In the South, opposition to woman suffrage was tied directly to fears of a multi-racial democracy. While a decent number of white men were okay with their wives and sisters voting, the vast majority of the white-male-only electorate was adamantly opposed to voting rights for Black people, whatever their gender. Woman suffrage opponents used white supremacist fearmongering to scare white, male Southerners into rejecting the 19th Amendment. North Carolina’s 1924 governor’s race was largely decided on these grounds, with suffragist O. Max Gardner losing the election to former Red Shirt leader Cameron Morrison because the former supported women’s right to vote, and the latter successfully wedded woman suffrage to African American suffrage in the electorate’s bigoted mind.
Race was an active variable in debates over suffrage and democracy all the way through the end of the 20th century. Southern whites took only three years to switch their presidential loyalties after Lyndon B. Johnson signed the Voting Rights Act. North Carolina’s experience, as so often the case, was instructive in broader regional trends. The state had gone for LBJ in 1964 but shifted hard toward Richard Nixon and ultra-segregationist George Wallace in the election of 1968. It requires only a small glop of gray matter to discern why a long-time Democratic stronghold suddenly switched to the Republican Party, and would remain in the red column for all but two presidential elections of the next 52 years.

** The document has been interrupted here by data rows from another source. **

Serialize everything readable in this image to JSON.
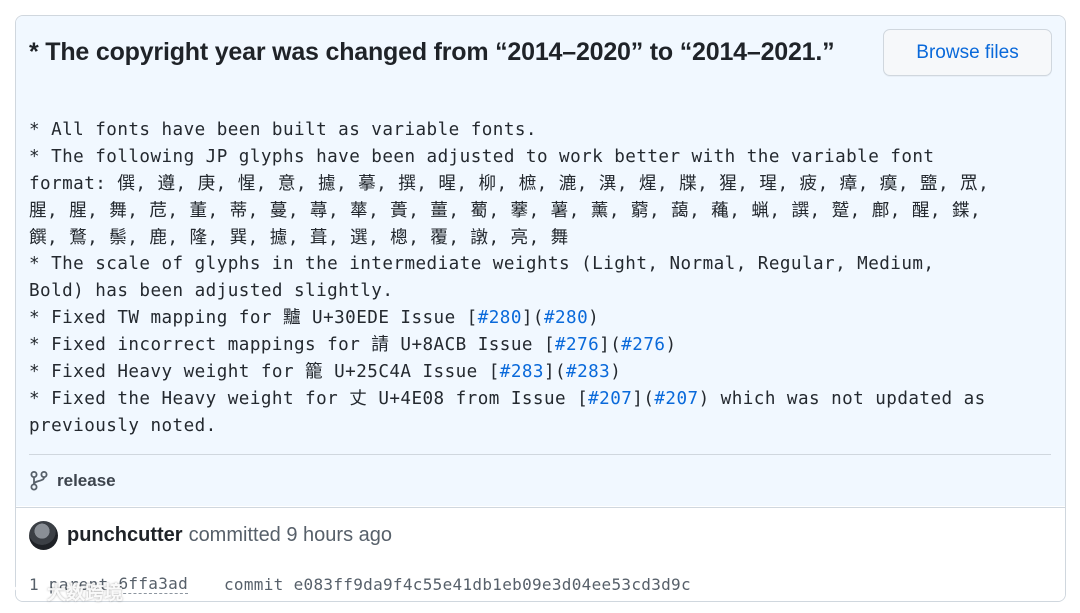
{
  "commit": {
    "title": "* The copyright year was changed from “2014–2020” to “2014–2021.”",
    "browse_label": "Browse files",
    "description_lines": [
      [
        {
          "t": "* All fonts have been built as variable fonts."
        }
      ],
      [
        {
          "t": "* The following JP glyphs have been adjusted to work better with the variable font"
        }
      ],
      [
        {
          "t": "format: 僎, 遵, 庚, 惺, 意, 攄, 摹, 撰, 暒, 柳, 樜, 漉, 潩, 煋, 牒, 猩, 瑆, 疲, 瘴, 瘼, 盬, 罛,"
        }
      ],
      [
        {
          "t": "腥, 腥, 舞, 苊, 董, 蒂, 蔓, 蕁, 蕐, 蕢, 薑, 薥, 藆, 薯, 薰, 藭, 藹, 蘒, 蝋, 譔, 蹵, 鄜, 醒, 鍱,"
        }
      ],
      [
        {
          "t": "饌, 鶩, 鬃, 鹿, 隆, 巽, 攄, 葺, 選, 樬, 覆, 譈, 亮, 舞"
        }
      ],
      [
        {
          "t": "* The scale of glyphs in the intermediate weights (Light, Normal, Regular, Medium,"
        }
      ],
      [
        {
          "t": "Bold) has been adjusted slightly."
        }
      ],
      [
        {
          "t": "* Fixed TW mapping for 黸 U+30EDE Issue ["
        },
        {
          "t": "#280",
          "link": true
        },
        {
          "t": "]("
        },
        {
          "t": "#280",
          "link": true
        },
        {
          "t": ")"
        }
      ],
      [
        {
          "t": "* Fixed incorrect mappings for 請 U+8ACB Issue ["
        },
        {
          "t": "#276",
          "link": true
        },
        {
          "t": "]("
        },
        {
          "t": "#276",
          "link": true
        },
        {
          "t": ")"
        }
      ],
      [
        {
          "t": "* Fixed Heavy weight for 籠 U+25C4A Issue ["
        },
        {
          "t": "#283",
          "link": true
        },
        {
          "t": "]("
        },
        {
          "t": "#283",
          "link": true
        },
        {
          "t": ")"
        }
      ],
      [
        {
          "t": "* Fixed the Heavy weight for 丈 U+4E08 from Issue ["
        },
        {
          "t": "#207",
          "link": true
        },
        {
          "t": "]("
        },
        {
          "t": "#207",
          "link": true
        },
        {
          "t": ") which was not updated as"
        }
      ],
      [
        {
          "t": "previously noted."
        }
      ]
    ],
    "branch": "release",
    "author": "punchcutter",
    "committed_text": "committed 9 hours ago",
    "parent_label": "1 parent",
    "parent_sha": "6ffa3ad",
    "commit_label": "commit",
    "commit_sha": "e083ff9da9f4c55e41db1eb09e3d04ee53cd3d9c"
  },
  "watermark": {
    "text": "大数跨境"
  },
  "colors": {
    "link": "#0969da",
    "body_bg": "#f1f8ff",
    "border": "#d0d7de"
  },
  "icons": {
    "branch": "git-branch-icon",
    "avatar": "user-avatar"
  }
}
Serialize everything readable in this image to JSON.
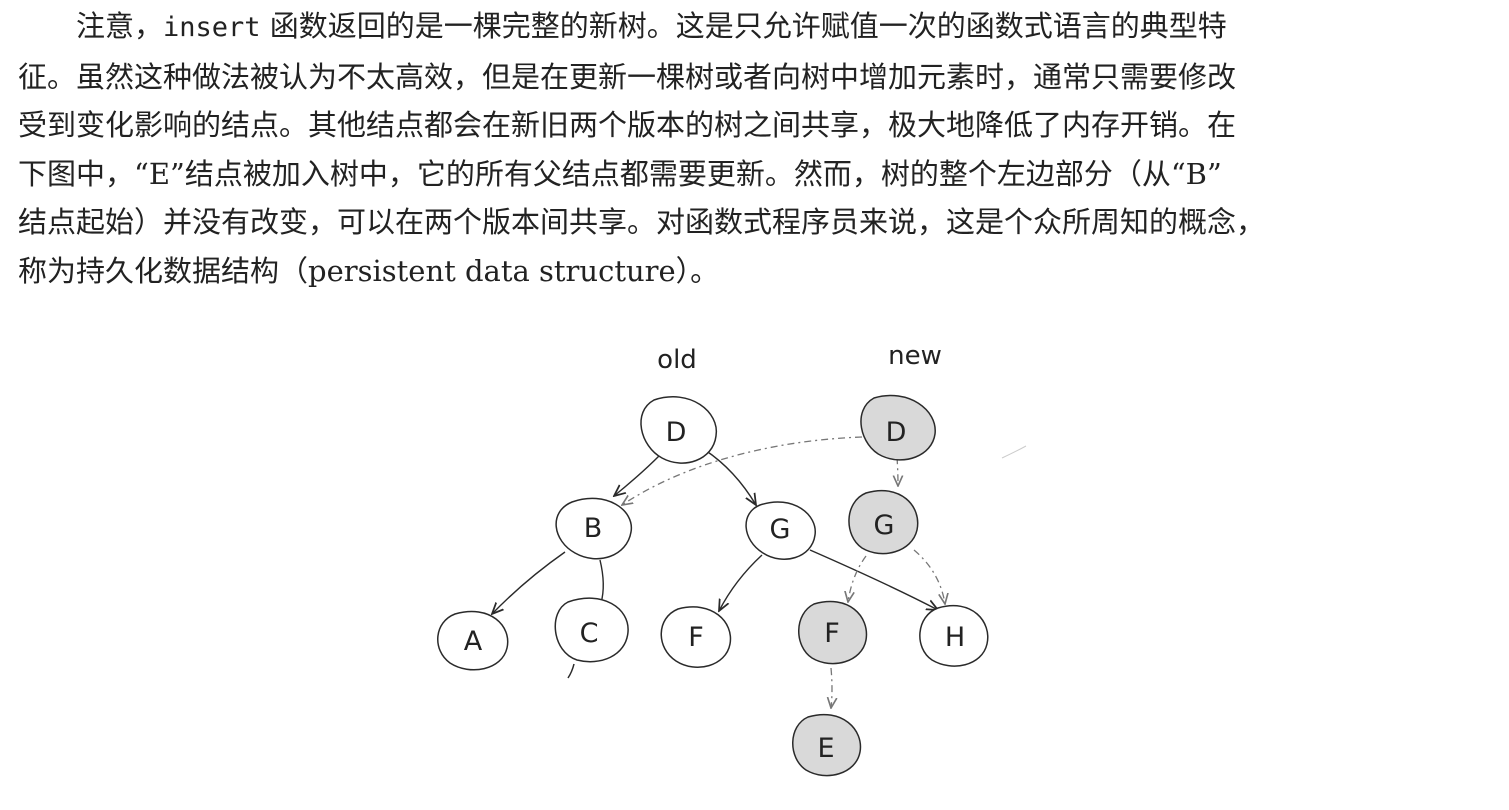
{
  "text": {
    "line1_a": "注意，",
    "line1_code": "insert",
    "line1_b": " 函数返回的是一棵完整的新树。这是只允许赋值一次的函数式语言的典型特",
    "line2": "征。虽然这种做法被认为不太高效，但是在更新一棵树或者向树中增加元素时，通常只需要修改",
    "line3": "受到变化影响的结点。其他结点都会在新旧两个版本的树之间共享，极大地降低了内存开销。在",
    "line4": "下图中，“E”结点被加入树中，它的所有父结点都需要更新。然而，树的整个左边部分（从“B”",
    "line5": "结点起始）并没有改变，可以在两个版本间共享。对函数式程序员来说，这是个众所周知的概念，",
    "line6": "称为持久化数据结构（persistent data structure）。"
  },
  "diagram": {
    "old_label": "old",
    "new_label": "new",
    "old_nodes": [
      "D",
      "B",
      "G",
      "A",
      "C",
      "F",
      "H"
    ],
    "new_nodes": [
      "D",
      "G",
      "F",
      "E"
    ],
    "colors": {
      "old_fill": "#ffffff",
      "new_fill": "#d9d9d9",
      "stroke": "#2a2a2a",
      "shared_edge": "#777777"
    }
  }
}
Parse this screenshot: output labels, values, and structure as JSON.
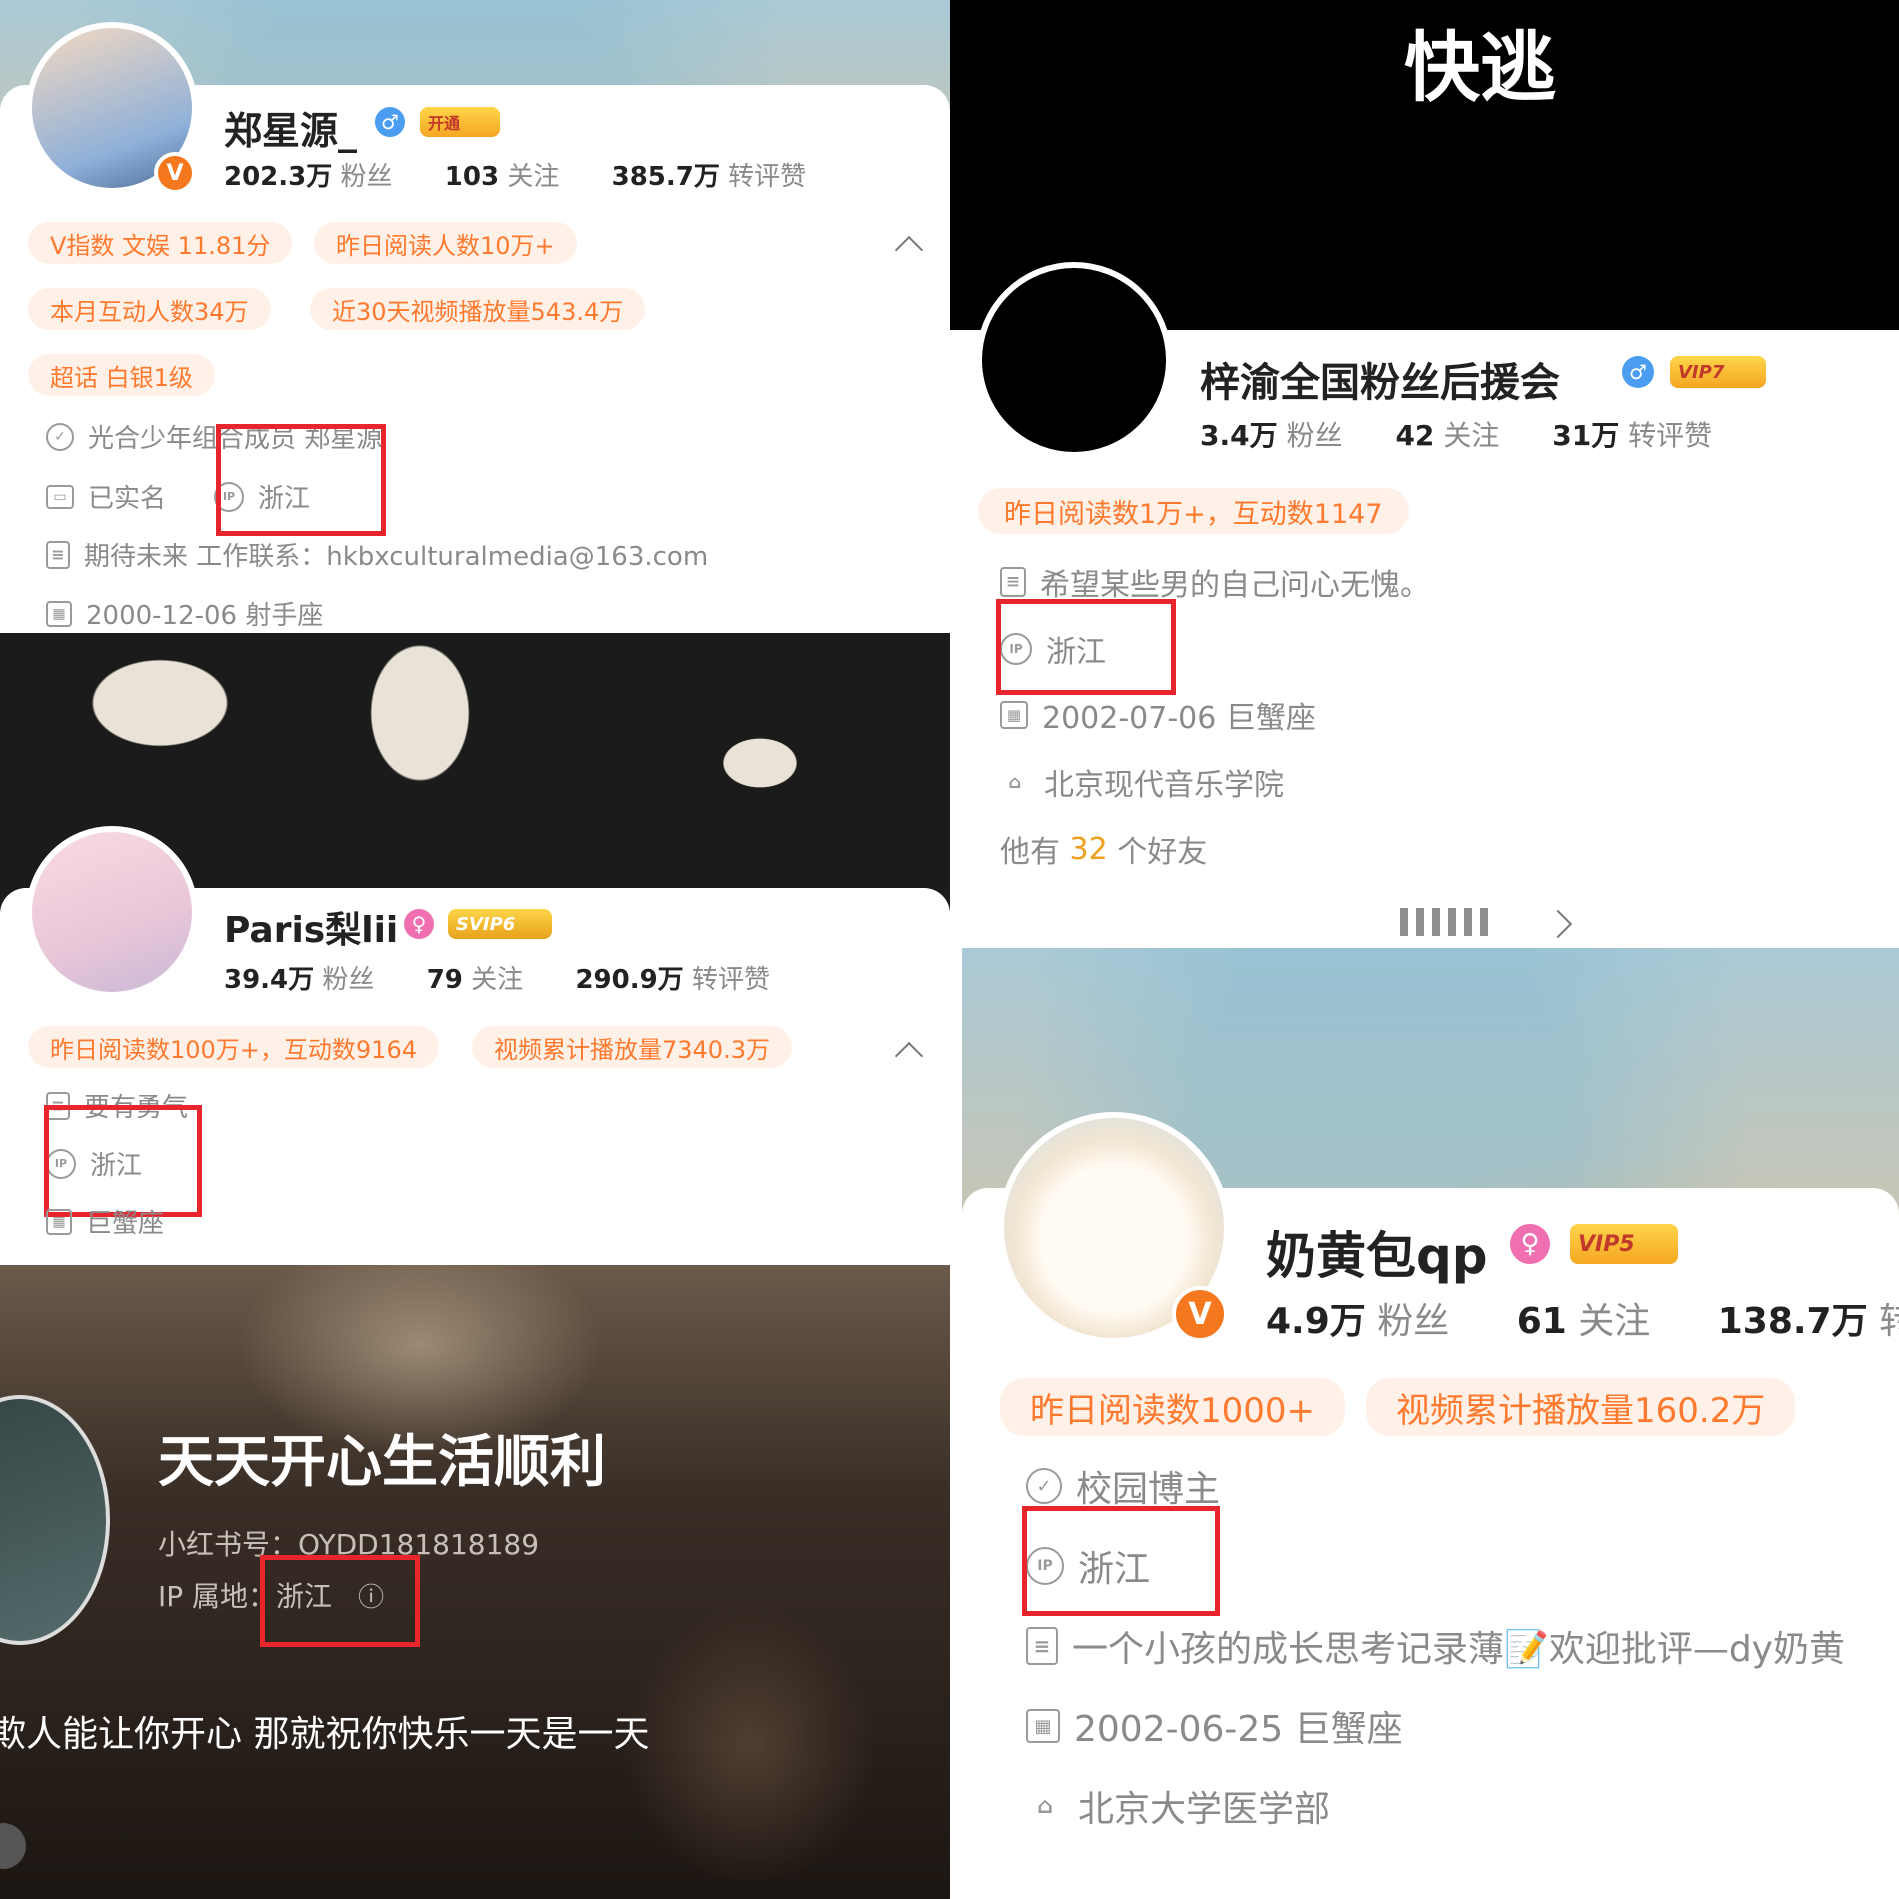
{
  "p1": {
    "name": "郑星源_",
    "gender": "♂",
    "vip_label": "开通",
    "avatar_badge": "V",
    "fans": "202.3万",
    "fans_label": "粉丝",
    "follow": "103",
    "follow_label": "关注",
    "likes": "385.7万",
    "likes_label": "转评赞",
    "tags": [
      "V指数 文娱 11.81分",
      "昨日阅读人数10万+",
      "本月互动人数34万",
      "近30天视频播放量543.4万",
      "超话 白银1级"
    ],
    "verified": "光合少年组合成员 郑星源",
    "realname": "已实名",
    "ip": "浙江",
    "bio": "期待未来 工作联系：hkbxculturalmedia@163.com",
    "birthday": "2000-12-06 射手座"
  },
  "p2": {
    "name": "Paris梨lii",
    "gender": "♀",
    "vip_label": "SVIP6",
    "fans": "39.4万",
    "fans_label": "粉丝",
    "follow": "79",
    "follow_label": "关注",
    "likes": "290.9万",
    "likes_label": "转评赞",
    "tags": [
      "昨日阅读数100万+，互动数9164",
      "视频累计播放量7340.3万"
    ],
    "bio": "要有勇气",
    "ip": "浙江",
    "birthday": "巨蟹座"
  },
  "p3": {
    "title": "天天开心生活顺利",
    "rednote_id": "小红书号：OYDD181818189",
    "ip_label": "IP 属地：",
    "ip": "浙江",
    "info_icon": "ⓘ",
    "caption": "欺人能让你开心 那就祝你快乐一天是一天"
  },
  "p4": {
    "banner_text": "快逃",
    "name": "梓渝全国粉丝后援会",
    "gender": "♂",
    "vip_label": "VIP7",
    "fans": "3.4万",
    "fans_label": "粉丝",
    "follow": "42",
    "follow_label": "关注",
    "likes": "31万",
    "likes_label": "转评赞",
    "tag": "昨日阅读数1万+，互动数1147",
    "bio": "希望某些男的自己问心无愧。",
    "ip": "浙江",
    "birthday": "2002-07-06 巨蟹座",
    "school": "北京现代音乐学院",
    "friends_pre": "他有",
    "friends_count": "32",
    "friends_post": "个好友"
  },
  "p5": {
    "name": "奶黄包qp",
    "gender": "♀",
    "vip_label": "VIP5",
    "avatar_badge": "V",
    "fans": "4.9万",
    "fans_label": "粉丝",
    "follow": "61",
    "follow_label": "关注",
    "likes": "138.7万",
    "likes_label": "转",
    "tags": [
      "昨日阅读数1000+",
      "视频累计播放量160.2万"
    ],
    "verified": "校园博主",
    "ip": "浙江",
    "bio": "一个小孩的成长思考记录薄📝欢迎批评—dy奶黄",
    "birthday": "2002-06-25 巨蟹座",
    "school": "北京大学医学部"
  },
  "icons": {
    "ip": "IP",
    "shield": "✓",
    "doc": "≡",
    "cal": "▦",
    "id": "▭",
    "school": "⌂"
  },
  "colors": {
    "accent_orange": "#ff7a2e",
    "highlight_red": "#e8242d",
    "male_blue": "#4a9df0",
    "female_pink": "#f06fb1"
  }
}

This is the history–and history’s not over. The Southernized and racially reinvented Republican Party has become a party firmly dedicated to limiting Black political power. Voting rights are a central component of the GOP’s scheme for instantiating a lasting conservative majority. North Carolina Republicans have obsessively sought to enact restrictions on the franchise, no matter how many times the courts rebuff their efforts. In Georgia, Republicans have passed a bill so broad in scope that it prohibits voting-rights activists from handing out bottles of water to voters. Across the country, Black people have to wait twice as long to vote as white people. America, sadly, remains a nation torn between its founding aspirations and its continuing reality. The arc of the moral universe may bend toward justice, but its bend may remain a soft slope for decades and decades to come.